Дочерей звали: Мака, Бета, Шурочка, Нина и Кася.
Каждой из них в семье было отведено свое амплуа. Мака, девица с рыбьим профилем, пользовалась репутацией ангельского характера. «Уж эта Мака — сама простота», говорили про нее родители, когда она во время прогулок и вечеров стушевывалась на задний план в интересах младших сестер (Маке уже перевалило за тридцать).
Бета считалась умницей, носила пенсне и, как говорили, хотела даже когда-то поступить на курсы. Она держала голову склоненной набок и вниз, как старая пристяжная, и ходила ныряющей походкой, то подымаясь, то опускаясь при каждом шаге. К новым гостям она приставала со спорами о том, что женщины лучше и честнее мужчин, или с наивной игривостью просила: «Вы такой проницательный… ну вот, определите мой характер». Когда разговор переходил на одну из классических домашних тем: «Кто выше: Лермонтов или Пушкин?» или: «Способствует ли природа смягчению нравов?» — Бету выдвигали вперед, как боевого слона.
Третья дочь, Шурочка, избрала специальностью игру в дурачки со всеми холостыми инженерами по очереди. Как только узнавала она, что ее старый партнер собирается жениться, она, подавляя огорчение и досаду, избирала себе нового. Конечно, игра велась с милыми шутками и маленьким пленительным плутовством, причем партнера называли «противным» и били по рукам картами.
Нина считалась в семье общей любимицей, избалованным, но прелестным ребенком. Она была выродком среди своих сестер с их массивными фигурами и грубоватыми, вульгарными лицами. Может быть, одна только madame Зиненко могла бы удовлетворительно объяснить, откуда у Ниночки взялась эта нежная, хрупкая фигурка, эти почти аристократические руки, хорошенькое смугловатое личико, все в родинках, маленькие розовые уши и пышные, тонкие, слегка вьющиеся волосы. На нее родители возлагали большие надежды, и ей поэтому разрешалось все: и объедаться конфетами, и мило картавить, и даже одеваться лучше сестер.

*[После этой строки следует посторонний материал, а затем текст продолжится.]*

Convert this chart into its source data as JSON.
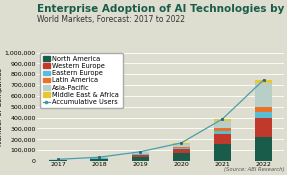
{
  "title": "Enterprise Adoption of AI Technologies by Region",
  "subtitle": "World Markets, Forecast: 2017 to 2022",
  "source": "(Source: ABI Research)",
  "years": [
    2017,
    2018,
    2019,
    2020,
    2021,
    2022
  ],
  "regions": [
    "North America",
    "Western Europe",
    "Eastern Europe",
    "Latin America",
    "Asia-Pacific",
    "Middle East & Africa"
  ],
  "colors": [
    "#1a5c4a",
    "#c0392b",
    "#5bbcd6",
    "#e8722a",
    "#b8cfc8",
    "#e8c832"
  ],
  "bar_data": {
    "North America": [
      8000,
      14000,
      38000,
      70000,
      155000,
      220000
    ],
    "Western Europe": [
      3500,
      9000,
      18000,
      38000,
      95000,
      180000
    ],
    "Eastern Europe": [
      800,
      2500,
      6000,
      13000,
      28000,
      48000
    ],
    "Latin America": [
      800,
      2500,
      5500,
      11000,
      23000,
      52000
    ],
    "Asia-Pacific": [
      2000,
      5500,
      14000,
      28000,
      68000,
      215000
    ],
    "Middle East & Africa": [
      400,
      1200,
      3500,
      7000,
      18000,
      32000
    ]
  },
  "accumulative_users": [
    15500,
    34700,
    85000,
    167000,
    387000,
    747000
  ],
  "acc_color": "#4a9ea8",
  "acc_marker_color": "#2a6070",
  "ylim": [
    0,
    1000000
  ],
  "yticks": [
    0,
    100000,
    200000,
    300000,
    400000,
    500000,
    600000,
    700000,
    800000,
    900000,
    1000000
  ],
  "ytick_labels": [
    "0",
    "100,000",
    "200,000",
    "300,000",
    "400,000",
    "500,000",
    "600,000",
    "700,000",
    "800,000",
    "900,000",
    "1,000,000"
  ],
  "title_fontsize": 7.5,
  "subtitle_fontsize": 5.5,
  "label_fontsize": 5.0,
  "tick_fontsize": 4.5,
  "legend_fontsize": 4.8,
  "background_color": "#deded0",
  "title_color": "#1a5c4a",
  "grid_color": "#ffffff"
}
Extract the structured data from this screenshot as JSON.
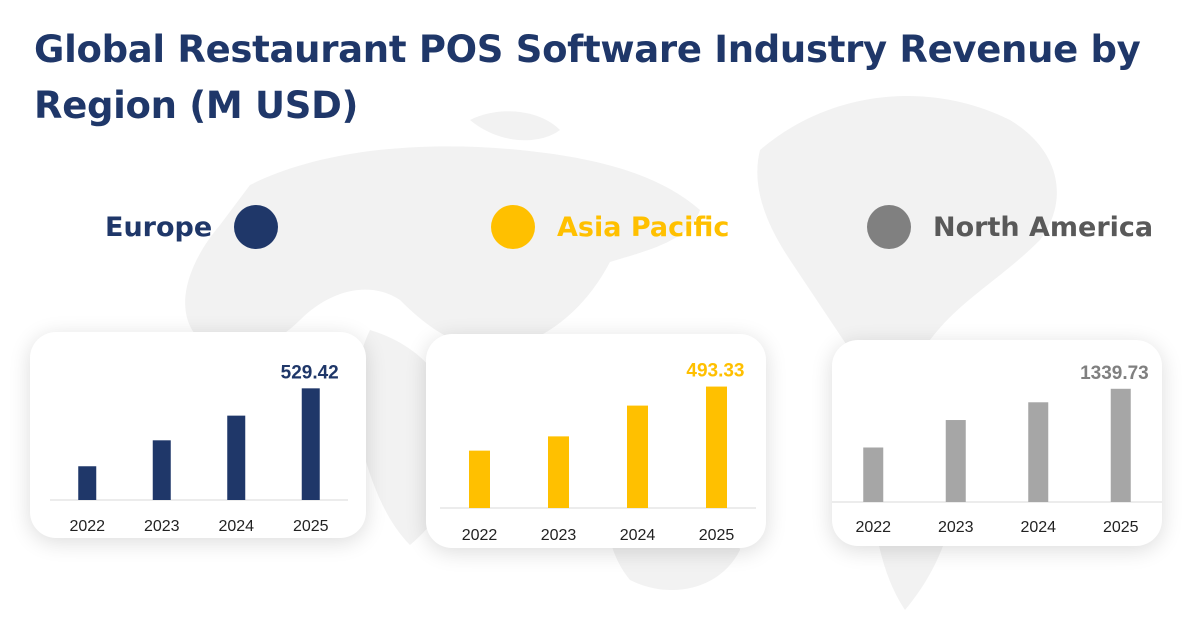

Самой младшей, Касе, исполнилось недавно четырнадцать лет, но этот феноменальный ребенок перерос на целую голову свою мать, далеко превзойдя старших сестер могучей рельефностью форм. Ее фигура давно уже вызывала пристальные взоры заводской молодежи, совершенно лишенной, по отдаленности от города, женского общества, и Кася принимала эти взоры с наивным бесстыдством рано созревшей девочки.
Это разделение семейных прелестей было хорошо известно на заводе, и один шутник сказал как-то, что если уж жениться на Зиненках, то непременно на всех пятерых сразу. Инженеры и студенты-практиканты глядели на дом Зиненко, как на гостиницу, толклись там с утра до ночи, много ели, еще больше пили, но с удивительной ловкостью избегали брачных сетей.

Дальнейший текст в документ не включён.